I an working on a solution involving eventsourcing and DDD/CQRS. The app is configured with cassandra journal plugin to source the events.Snapshots will also be stored in cassandra. Application is designed to have sharded single writers. These single writers will eventually write state to in memory datagrid. The state of the application is always maintained in in memroy data grid, this is to make the reads faster. 

The app has below layers,

Front End
    |
    |
Processing Layer
    |
    |
Persistence Layer
    |
    |
In memory Datagrid Layer
    |
    |
Cassandra Durable DB


Front end--> Takes the command requests from web
Processing Layer-->Process the commands and can also source the commands
Persistence Layer --> Sharded Single writer PersistentActor will persist event first into cassandra then will eventually update the domain state into in memory datagrid.

I accept the disks are very cheap. eventsourced/cqrs/DDD design requires to store commands(if required),store events,store snapshot, store domian state(read data and write data etc),  Don't you think we will end up storing lots and lots of objects? 

Tuning in data grid and cassandra....for durability, have to choose either replication/distribution/multiple copies etc. Further overhead of storing data and maintaining multiple copies. 

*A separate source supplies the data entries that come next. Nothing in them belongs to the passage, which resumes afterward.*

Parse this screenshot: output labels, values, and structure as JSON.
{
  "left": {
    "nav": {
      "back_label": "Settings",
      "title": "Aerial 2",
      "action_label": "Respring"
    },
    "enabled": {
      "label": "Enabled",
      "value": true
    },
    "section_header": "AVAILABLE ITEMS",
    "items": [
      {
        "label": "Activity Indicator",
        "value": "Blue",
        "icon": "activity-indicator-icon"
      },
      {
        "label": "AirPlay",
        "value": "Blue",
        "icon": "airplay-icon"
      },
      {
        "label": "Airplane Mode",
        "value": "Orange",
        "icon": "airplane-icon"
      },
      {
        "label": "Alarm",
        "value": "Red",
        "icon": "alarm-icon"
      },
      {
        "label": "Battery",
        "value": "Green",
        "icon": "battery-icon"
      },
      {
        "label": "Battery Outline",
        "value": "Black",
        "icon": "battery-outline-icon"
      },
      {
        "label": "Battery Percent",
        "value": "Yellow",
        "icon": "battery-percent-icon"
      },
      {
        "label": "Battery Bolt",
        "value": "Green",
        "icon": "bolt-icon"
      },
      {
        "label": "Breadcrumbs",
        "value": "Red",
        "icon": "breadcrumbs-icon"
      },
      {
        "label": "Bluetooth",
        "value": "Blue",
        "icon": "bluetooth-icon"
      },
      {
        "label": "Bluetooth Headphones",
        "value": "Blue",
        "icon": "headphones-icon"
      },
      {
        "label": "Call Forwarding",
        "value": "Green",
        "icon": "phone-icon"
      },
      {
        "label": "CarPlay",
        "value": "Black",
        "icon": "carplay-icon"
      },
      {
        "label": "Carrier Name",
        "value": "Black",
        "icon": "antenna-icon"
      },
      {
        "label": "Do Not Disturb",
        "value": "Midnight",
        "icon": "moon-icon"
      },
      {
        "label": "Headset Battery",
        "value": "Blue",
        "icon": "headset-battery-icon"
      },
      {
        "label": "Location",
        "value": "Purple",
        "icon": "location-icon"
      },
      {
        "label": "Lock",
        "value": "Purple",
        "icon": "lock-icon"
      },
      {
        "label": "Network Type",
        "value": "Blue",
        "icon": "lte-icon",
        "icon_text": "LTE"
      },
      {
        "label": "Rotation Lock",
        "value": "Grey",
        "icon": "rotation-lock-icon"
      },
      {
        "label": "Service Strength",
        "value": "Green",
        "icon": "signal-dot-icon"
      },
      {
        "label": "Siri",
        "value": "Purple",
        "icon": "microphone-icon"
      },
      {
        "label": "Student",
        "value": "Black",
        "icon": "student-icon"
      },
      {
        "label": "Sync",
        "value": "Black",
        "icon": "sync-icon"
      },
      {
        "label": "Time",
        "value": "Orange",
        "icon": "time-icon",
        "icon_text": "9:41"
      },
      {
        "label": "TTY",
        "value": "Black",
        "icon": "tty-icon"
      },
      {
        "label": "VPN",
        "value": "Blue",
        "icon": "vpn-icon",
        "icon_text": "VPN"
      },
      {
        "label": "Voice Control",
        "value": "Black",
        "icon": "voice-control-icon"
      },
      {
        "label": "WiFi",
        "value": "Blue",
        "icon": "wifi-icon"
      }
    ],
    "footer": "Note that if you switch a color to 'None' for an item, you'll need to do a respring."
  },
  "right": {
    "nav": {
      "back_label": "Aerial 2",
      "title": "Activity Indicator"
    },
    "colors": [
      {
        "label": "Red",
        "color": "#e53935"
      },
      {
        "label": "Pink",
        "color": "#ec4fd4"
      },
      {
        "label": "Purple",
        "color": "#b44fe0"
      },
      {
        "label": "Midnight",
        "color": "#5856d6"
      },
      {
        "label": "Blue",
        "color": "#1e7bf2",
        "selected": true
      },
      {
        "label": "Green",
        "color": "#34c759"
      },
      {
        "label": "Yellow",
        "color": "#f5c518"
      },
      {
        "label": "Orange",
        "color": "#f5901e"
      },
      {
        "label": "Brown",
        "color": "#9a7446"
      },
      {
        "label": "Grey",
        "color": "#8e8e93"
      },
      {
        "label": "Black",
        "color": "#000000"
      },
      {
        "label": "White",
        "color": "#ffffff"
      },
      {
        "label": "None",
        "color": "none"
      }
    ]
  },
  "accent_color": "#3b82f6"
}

If the application is huge and highly OLTP with millions of transactions....data will grow in no time. Millions of transaction's means million of events and these needs to be saved. This storing will take up major disk space and will occupy space faster.

eventsourced/cqrs/DDD will lead to mammoth of data being saved. Planning on data sizing will end up requiring lot of disk space(including data and multiple copies for durability). Huge data means big big clusters.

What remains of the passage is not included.